第3章七節から八節:解説まとめ『ニューアース』完全版

前回の記事:第3章五節から六節

前回は

「事実とエゴ的見解の違い」「鏡の中アクトレス」「愛し、思うままに行動せよ」

ということを書きました。

今回は集団とエゴについてで、 七節の記述について思い浮かぶのがカムイ伝だったりデビルマンの終盤であったり イデオン発動篇だったりするのですが、

実際の悲劇を挙げるとそれらフィクションなんかよりも 桁違いに酷い有様だというのが何とも言えないところです。

3章七節 エゴは個人的なものではない The Ego Is Not Personal

まずはそんな悲劇の第七節。

当節では問題提起だけで解決策は明示されていないのですが、 実のところ解決策は「自分の思考、発言、行動などを観察し気付く」ことだというのは 賢明な読者ならお分かりでしょう。

その上で当節をみてみると、

こんなことが書いてあるのですが、重要なのは、 悲劇を生み出す貪欲さ、自己中、残虐性などは個人的、 特定の人種や民族に限ったものではなく、全人類共通のものであるということ。

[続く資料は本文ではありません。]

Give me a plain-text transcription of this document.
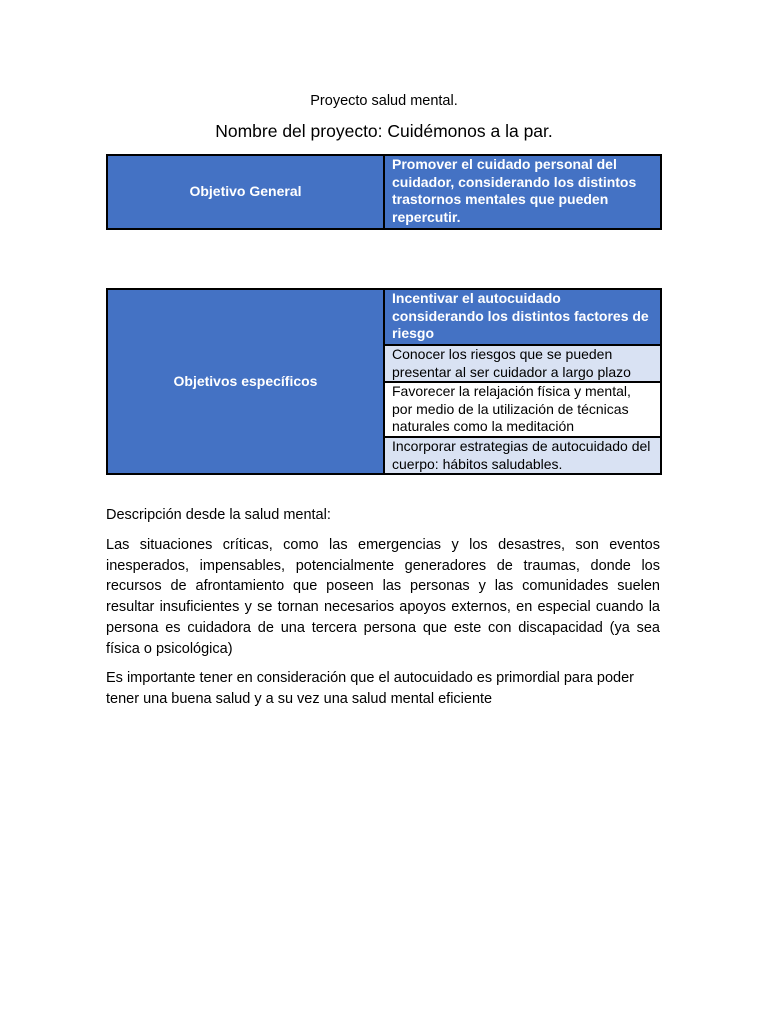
Proyecto salud mental.
Nombre del proyecto: Cuidémonos a la par.
Objetivo General	Promover el cuidado personal del cuidador, considerando los distintos trastornos mentales que pueden repercutir.
Objetivos específicos	Incentivar el autocuidado considerando los distintos factores de riesgo
Conocer los riesgos que se pueden presentar al ser cuidador a largo plazo
Favorecer la relajación física y mental, por medio de la utilización de técnicas naturales como la meditación
Incorporar estrategias de autocuidado del cuerpo: hábitos saludables.
Descripción desde la salud mental:
Las situaciones críticas, como las emergencias y los desastres, son eventos inesperados, impensables, potencialmente generadores de traumas, donde los recursos de afrontamiento que poseen las personas y las comunidades suelen resultar insuficientes y se tornan necesarios apoyos externos, en especial cuando la persona es cuidadora de una tercera persona que este con discapacidad (ya sea física o psicológica)
Es importante tener en consideración que el autocuidado es primordial para poder tener una buena salud y a su vez una salud mental eficiente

例えば『ホテルルワンダ』を見たり、 ロメオ・ダレール将軍のルワンダ再訪のドキュメンタリーを見たり、 ルワンダ虐殺について色々調べてみると、

「ラジオなんかに扇動されたルワンダの連中は何と愚かで野蛮な奴らだ!」 「こんな悲劇を生み出したベルギーの連中は何と残虐で狡猾な奴らだ!」 「ルワンダに山刀を売りつけた中国の連中は何と自己中な奴らだ!」

なんて思ったりすることでしょう。

こう思ってしまうのは仕方ないことなのですが、 この「何て奴らだ!」という考え方自体が

「ツチ族のゴキブリ共をぶっ殺せ!」 「馬鹿で野蛮な原住民を分割統治して資源確保したろ!」 「ルワンダに山刀を売りつけて大儲けしたろ!」

というような思考と(信じられないだろうが)本質的に何一つ変わらないし、

思考に囚われている限り、これを読んでいるあなたや私も、 フツ族、ベルギー人、中国人の立場だったら平気で同じことをしていただろうし、

そして、これら思考に囚われていることこそが 「地球全体に蔓延る人類共通の無意識状態」 だということに気付けるでしょうか。

繰り返しますが、何も「『アイツらは悪い奴らだ』とか思うな」と言論統制や 思想統制をしたいのではなく、

それらはただの思考で、 そういう思考および思考と同一化、思考に囚われているこそが、 この世界で悲劇を生んでいる全人類共通のものだということに気付け、 思考の檻から脱出するために、「自分が今、何を考えているか」に気付け、 ということです。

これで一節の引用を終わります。